A Stephen Colbert Write-In Campaign in S.C.? Not So Fast.
As comedian Stephen Colbert's superPAC preps for his potential run for "President of the United States of South Carolina" by buying up ad time in the Palmetto state, there's a problem that's emerged in his plan. South Carolina doesn't allow write-ins in its presidential primary.
As ABC News reported last night, the filing deadline to appear on the ballot in South Carolina's upcoming Republican primary has come and gone. Candidates who did not pay the $35,000 filing fee by Nov. 1, 2011 will not appear on the state's ballot. A sample ballot on the State Election Commission's website shows nine options for voters, and that's all.
For anyone thinking "well, someone could still technically write-in Mr. Colbert's name on a ballot" - think again. South Carolina uses something called direct recording electronic voting machines in all 46 counties. The South Carolina State Election Commission describes how these machines work on their webpage.
"The voter makes his/her selections by pressing a button beside a party, candidate or issue displayed on the direct recording electronic (DRE) voting machine. After all selections have been made, the voter presses a VOTE button to cast his/her ballot."
The only place where someone could conceivably write-in a vote for Colbert is on an absentee ballot, which are still being sent out as requested.

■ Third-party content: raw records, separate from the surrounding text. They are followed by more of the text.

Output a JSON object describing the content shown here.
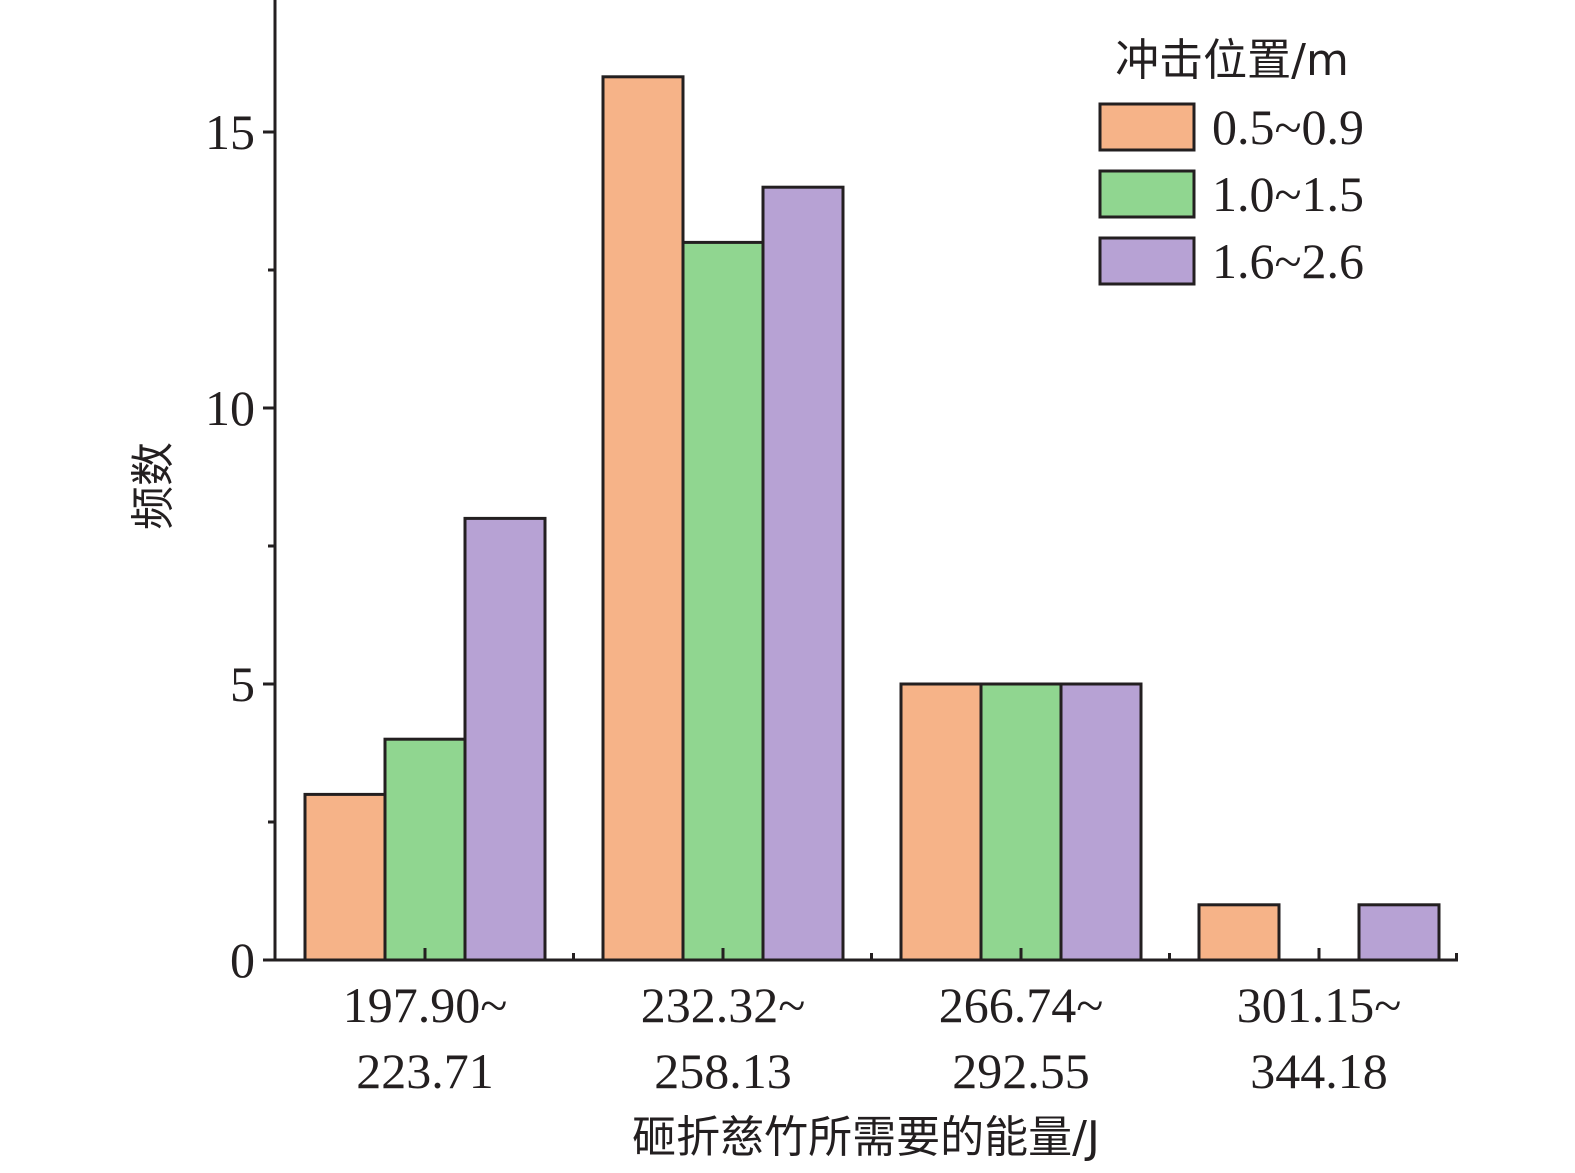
{
  "chart_data": {
    "type": "bar",
    "categories": [
      [
        "197.90~",
        "223.71"
      ],
      [
        "232.32~",
        "258.13"
      ],
      [
        "266.74~",
        "292.55"
      ],
      [
        "301.15~",
        "344.18"
      ]
    ],
    "series": [
      {
        "name": "0.5~0.9",
        "color": "#f6b388",
        "values": [
          3,
          16,
          5,
          1
        ]
      },
      {
        "name": "1.0~1.5",
        "color": "#90d690",
        "values": [
          4,
          13,
          5,
          0
        ]
      },
      {
        "name": "1.6~2.6",
        "color": "#b7a2d4",
        "values": [
          8,
          14,
          5,
          1
        ]
      }
    ],
    "xlabel": "砸折慈竹所需要的能量/J",
    "ylabel": "频数",
    "ylim": [
      0,
      17.5
    ],
    "yticks": [
      0,
      5,
      10,
      15
    ],
    "yminor_ticks": [
      2.5,
      7.5,
      12.5
    ],
    "legend": {
      "title": "冲击位置/m",
      "position": "top-right"
    },
    "grid": false
  }
}
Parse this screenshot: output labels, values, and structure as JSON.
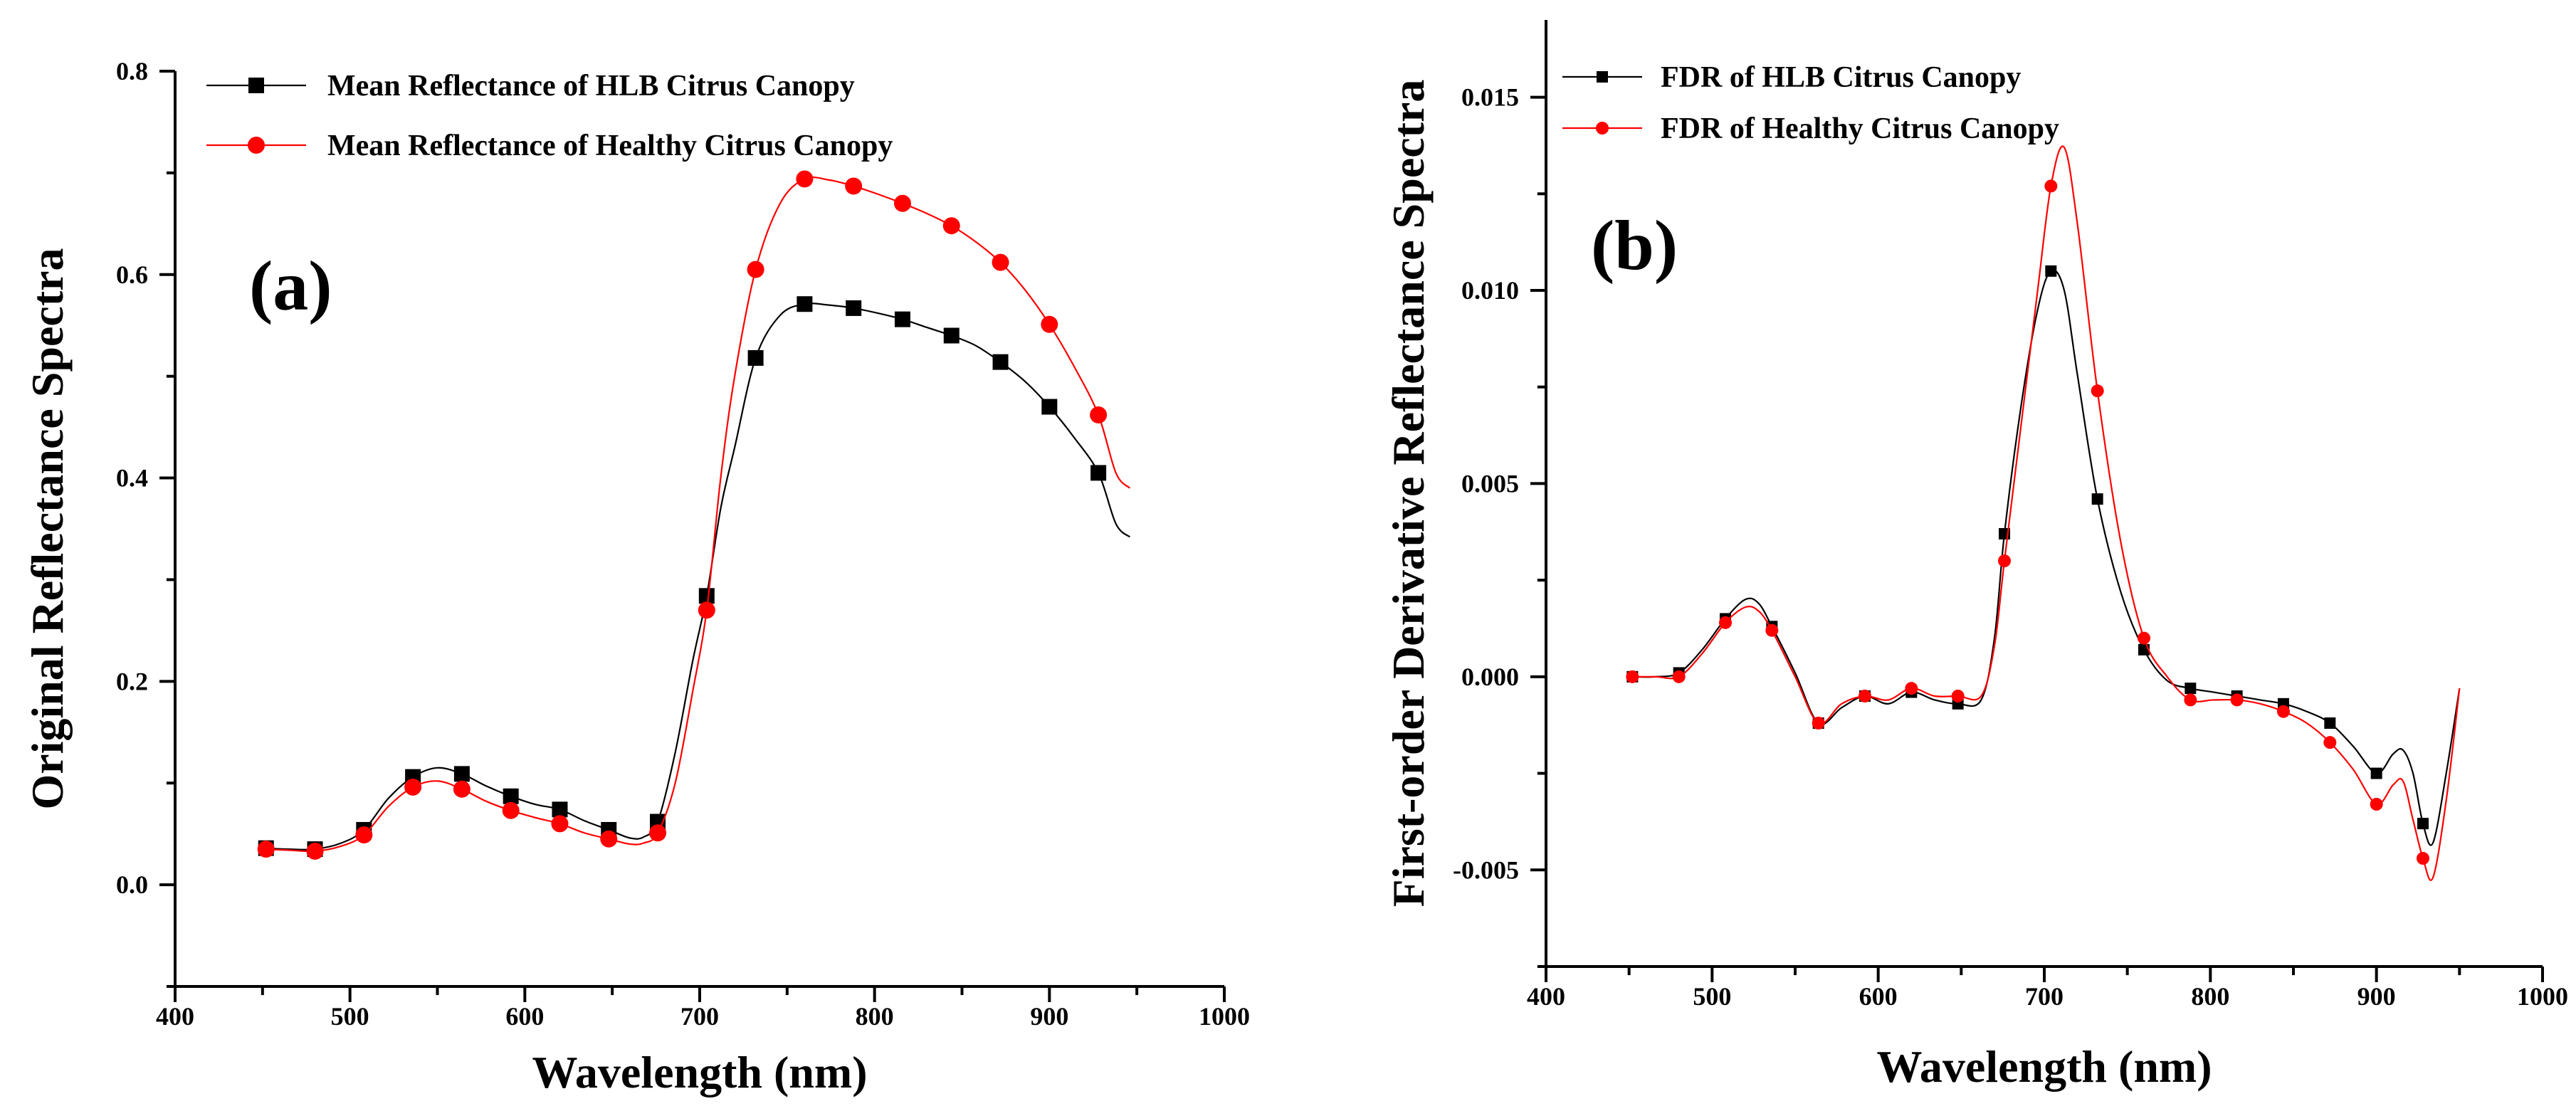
{
  "chart_data": [
    {
      "type": "line",
      "panel_label": "(a)",
      "xlabel": "Wavelength (nm)",
      "ylabel": "Original Reflectance Spectra",
      "xlim": [
        400,
        1000
      ],
      "ylim": [
        -0.1,
        0.8
      ],
      "xticks": [
        400,
        500,
        600,
        700,
        800,
        900,
        1000
      ],
      "xtick_labels": [
        "400",
        "500",
        "600",
        "700",
        "800",
        "900",
        "1000"
      ],
      "yticks": [
        0.0,
        0.2,
        0.4,
        0.6,
        0.8
      ],
      "ytick_labels": [
        "0.0",
        "0.2",
        "0.4",
        "0.6",
        "0.8"
      ],
      "legend_position": "top-left",
      "series": [
        {
          "name": "Mean Reflectance of HLB Citrus Canopy",
          "color": "#000000",
          "marker": "square",
          "curve_x": [
            450,
            465,
            480,
            495,
            508,
            522,
            536,
            550,
            564,
            578,
            592,
            606,
            620,
            634,
            648,
            660,
            668,
            676,
            686,
            696,
            704,
            712,
            720,
            732,
            746,
            760,
            774,
            788,
            802,
            816,
            830,
            844,
            858,
            872,
            886,
            900,
            914,
            928,
            938,
            946
          ],
          "curve_y": [
            0.036,
            0.035,
            0.035,
            0.041,
            0.054,
            0.085,
            0.106,
            0.115,
            0.109,
            0.097,
            0.087,
            0.079,
            0.074,
            0.063,
            0.054,
            0.046,
            0.047,
            0.062,
            0.13,
            0.22,
            0.284,
            0.37,
            0.43,
            0.518,
            0.56,
            0.571,
            0.57,
            0.567,
            0.562,
            0.556,
            0.548,
            0.54,
            0.53,
            0.514,
            0.495,
            0.47,
            0.44,
            0.405,
            0.355,
            0.342
          ],
          "marker_x": [
            452,
            480,
            508,
            536,
            564,
            592,
            620,
            648,
            676,
            704,
            732,
            760,
            788,
            816,
            844,
            872,
            900,
            928
          ],
          "marker_y": [
            0.036,
            0.035,
            0.054,
            0.106,
            0.109,
            0.087,
            0.074,
            0.054,
            0.062,
            0.284,
            0.518,
            0.571,
            0.567,
            0.556,
            0.54,
            0.514,
            0.47,
            0.405
          ]
        },
        {
          "name": "Mean Reflectance of Healthy Citrus Canopy",
          "color": "#ff0000",
          "marker": "circle",
          "curve_x": [
            450,
            465,
            480,
            495,
            508,
            522,
            536,
            550,
            564,
            578,
            592,
            606,
            620,
            634,
            648,
            660,
            668,
            676,
            686,
            696,
            704,
            712,
            720,
            732,
            746,
            760,
            774,
            788,
            802,
            816,
            830,
            844,
            858,
            872,
            886,
            900,
            914,
            928,
            938,
            946
          ],
          "curve_y": [
            0.035,
            0.034,
            0.033,
            0.038,
            0.049,
            0.077,
            0.096,
            0.102,
            0.094,
            0.082,
            0.073,
            0.066,
            0.06,
            0.051,
            0.045,
            0.04,
            0.041,
            0.051,
            0.1,
            0.19,
            0.27,
            0.4,
            0.5,
            0.605,
            0.67,
            0.694,
            0.693,
            0.687,
            0.679,
            0.67,
            0.66,
            0.648,
            0.632,
            0.612,
            0.585,
            0.551,
            0.51,
            0.462,
            0.405,
            0.39
          ],
          "marker_x": [
            452,
            480,
            508,
            536,
            564,
            592,
            620,
            648,
            676,
            704,
            732,
            760,
            788,
            816,
            844,
            872,
            900,
            928
          ],
          "marker_y": [
            0.035,
            0.033,
            0.049,
            0.096,
            0.094,
            0.073,
            0.06,
            0.045,
            0.051,
            0.27,
            0.605,
            0.694,
            0.687,
            0.67,
            0.648,
            0.612,
            0.551,
            0.462
          ]
        }
      ]
    },
    {
      "type": "line",
      "panel_label": "(b)",
      "xlabel": "Wavelength (nm)",
      "ylabel": "First-order Derivative Reflectance Spectra",
      "xlim": [
        400,
        1000
      ],
      "ylim": [
        -0.0075,
        0.017
      ],
      "xticks": [
        400,
        500,
        600,
        700,
        800,
        900,
        1000
      ],
      "xtick_labels": [
        "400",
        "500",
        "600",
        "700",
        "800",
        "900",
        "1000"
      ],
      "yticks": [
        -0.005,
        0.0,
        0.005,
        0.01,
        0.015
      ],
      "ytick_labels": [
        "-0.005",
        "0.000",
        "0.005",
        "0.010",
        "0.015"
      ],
      "legend_position": "top-left",
      "series": [
        {
          "name": "FDR of HLB Citrus Canopy",
          "color": "#000000",
          "marker": "square",
          "curve_x": [
            452,
            466,
            480,
            494,
            508,
            520,
            528,
            536,
            550,
            564,
            578,
            592,
            606,
            620,
            634,
            648,
            662,
            670,
            676,
            686,
            696,
            704,
            712,
            720,
            732,
            746,
            760,
            774,
            788,
            802,
            816,
            830,
            844,
            858,
            872,
            886,
            900,
            910,
            916,
            922,
            928,
            934,
            942,
            950
          ],
          "curve_y": [
            0.0,
            0.0,
            0.0001,
            0.0007,
            0.0015,
            0.002,
            0.0019,
            0.0013,
            0.0001,
            -0.0012,
            -0.0008,
            -0.0005,
            -0.0007,
            -0.0004,
            -0.0006,
            -0.0007,
            -0.0006,
            0.001,
            0.0037,
            0.007,
            0.0095,
            0.0105,
            0.01,
            0.0078,
            0.0046,
            0.0022,
            0.0007,
            -0.0001,
            -0.0003,
            -0.0004,
            -0.0005,
            -0.0006,
            -0.0007,
            -0.0009,
            -0.0012,
            -0.0018,
            -0.0025,
            -0.002,
            -0.0019,
            -0.0025,
            -0.0038,
            -0.0043,
            -0.0025,
            -0.0003
          ],
          "marker_x": [
            452,
            480,
            508,
            536,
            564,
            592,
            620,
            648,
            676,
            704,
            732,
            760,
            788,
            816,
            844,
            872,
            900,
            928
          ],
          "marker_y": [
            0.0,
            0.0001,
            0.0015,
            0.0013,
            -0.0012,
            -0.0005,
            -0.0004,
            -0.0007,
            0.0037,
            0.0105,
            0.0046,
            0.0007,
            -0.0003,
            -0.0005,
            -0.0007,
            -0.0012,
            -0.0025,
            -0.0038
          ]
        },
        {
          "name": "FDR of Healthy Citrus Canopy",
          "color": "#ff0000",
          "marker": "circle",
          "curve_x": [
            452,
            466,
            480,
            494,
            508,
            520,
            528,
            536,
            550,
            564,
            578,
            592,
            606,
            620,
            634,
            648,
            662,
            670,
            676,
            686,
            696,
            704,
            712,
            720,
            732,
            746,
            760,
            774,
            788,
            802,
            816,
            830,
            844,
            858,
            872,
            886,
            900,
            910,
            916,
            922,
            928,
            934,
            942,
            950
          ],
          "curve_y": [
            0.0,
            0.0,
            0.0,
            0.0006,
            0.0014,
            0.0018,
            0.0017,
            0.0012,
            0.0,
            -0.0012,
            -0.0007,
            -0.0005,
            -0.0006,
            -0.0003,
            -0.0005,
            -0.0005,
            -0.0005,
            0.0008,
            0.003,
            0.0065,
            0.01,
            0.0127,
            0.0137,
            0.0117,
            0.0074,
            0.0035,
            0.001,
            0.0,
            -0.0006,
            -0.0006,
            -0.0006,
            -0.0007,
            -0.0009,
            -0.0012,
            -0.0017,
            -0.0024,
            -0.0033,
            -0.0028,
            -0.0027,
            -0.0037,
            -0.0047,
            -0.0052,
            -0.0032,
            -0.0003
          ],
          "marker_x": [
            452,
            480,
            508,
            536,
            564,
            592,
            620,
            648,
            676,
            704,
            732,
            760,
            788,
            816,
            844,
            872,
            900,
            928
          ],
          "marker_y": [
            0.0,
            0.0,
            0.0014,
            0.0012,
            -0.0012,
            -0.0005,
            -0.0003,
            -0.0005,
            0.003,
            0.0127,
            0.0074,
            0.001,
            -0.0006,
            -0.0006,
            -0.0009,
            -0.0017,
            -0.0033,
            -0.0047
          ]
        }
      ]
    }
  ]
}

However, those ballot would not be counted by the state.
Matt Moore, a spokesman for the South Carolina Republican Party, sent ABC News a statement firmly dismissing Colbert's so-called announcement.
"South Carolina state law does not allow write-in ballots in presidential primaries. There is no 'blank' space on voting machines to write-in a candidate" writes Moore. "Stephen Colbert has about as much a chance at being elected President in South Carolina as he does of being elected Pope. Zero. It didn't work four years ago, and it won't work now. The gag is worn out."
Meanwhile, Colbert is continuing to draw attention to what he believes to be the absurdities of campaign finance law after the Citizens United ruling. NBC released a clip of an upcoming interview with Colbert, conducted by Ted Koppel.
The clip shows Koppel asking Colbert "what is the difference, Stephen, between a PAC and a superPAC?"
"Well, it gets technical, but, without going into too much detail, one of them has the word "super" in front of it and that makes it a superPAC " Colbert replies.
"Other than that, as far as I can tell the difference between a PAC and a superPAC is a cover letter, because I formed a PAC, but a PAC can only take so much money, it can only spend so much money, and I wanted to spend unlimited amounts of money, and receive, more importantly, unlimited amounts of money. So my lawyer told me all I had to do was add a cover letter that said 'I intend this to be a super PAC, and it was a superPAC."